After disputing the Toronto Purchase for over 200 years, the Mississaugas negotiated a $145 million settlement with the Government of Canada in 2010. 

An economic fight

Dispensaries on Indigenous reserves were some of the only places to purchase cannabis before Canada’s Cannabis Act legalized the substance in 2018. Following the act, a growing number of licensed stores diverted the market away from these Indigenous-operated stores, which some community members view as crucial for local economic prosperity and healing, especially in communities combating unemployment and drug abuse. 

Organizations representing various Indigenous peoples, such as the Assembly of First Nations, continue to criticize the Canadian government for failing to properly consult First Nations when developing the 2018 act. 

Since the piece of legislation was passed, representatives have worked to pass amendments to the act to allow First Nations to develop more sovereign taxation and regulatory systems.

Violence and resistance continue 

Canadian police continue to raid dispensaries operating on reserves — land set aside by the Canadian government for use by First Nations — even when those dispensaries follow the regulations of the respective nations that govern these regions.
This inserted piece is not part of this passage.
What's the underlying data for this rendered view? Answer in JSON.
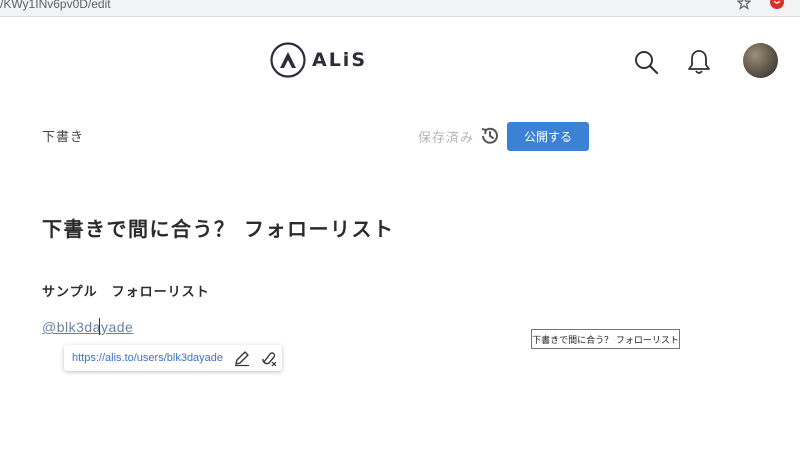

Such raids include those on Tribal ReLeaf in Tobique First Nation in 2017, New Age Medicinals and Medi Shack in the Algonquin Amikwa Anishinaabek nation in 2019, three shops in Millbrook First Nation in 2021, and Burnin Grass Dispensary in Samson First Nation in 2022. 

Still, Indigenous entrepreneurs continue to open dispensaries without Canadian licencing, on and off of reserves — Spirit River Cannabis just opened last December in London, Ontario, joining MC Medicine Wheel and over 300 other Indigenous sovereign dispensaries operating within Canada’s borders, as reported by the website Dispensing Freedom, which reports on Indigenous sovereignty and cannabis distribution.  

Meanwhile, other Indigenous entrepreneurs have opted to recognize Canadian regulations, such as the owners of Seven Leaf — the first Indigenous-owned and operated dispensary to be approved by Health Canada back in 2018. It operates on the Mohawk Nation at Akwesasne.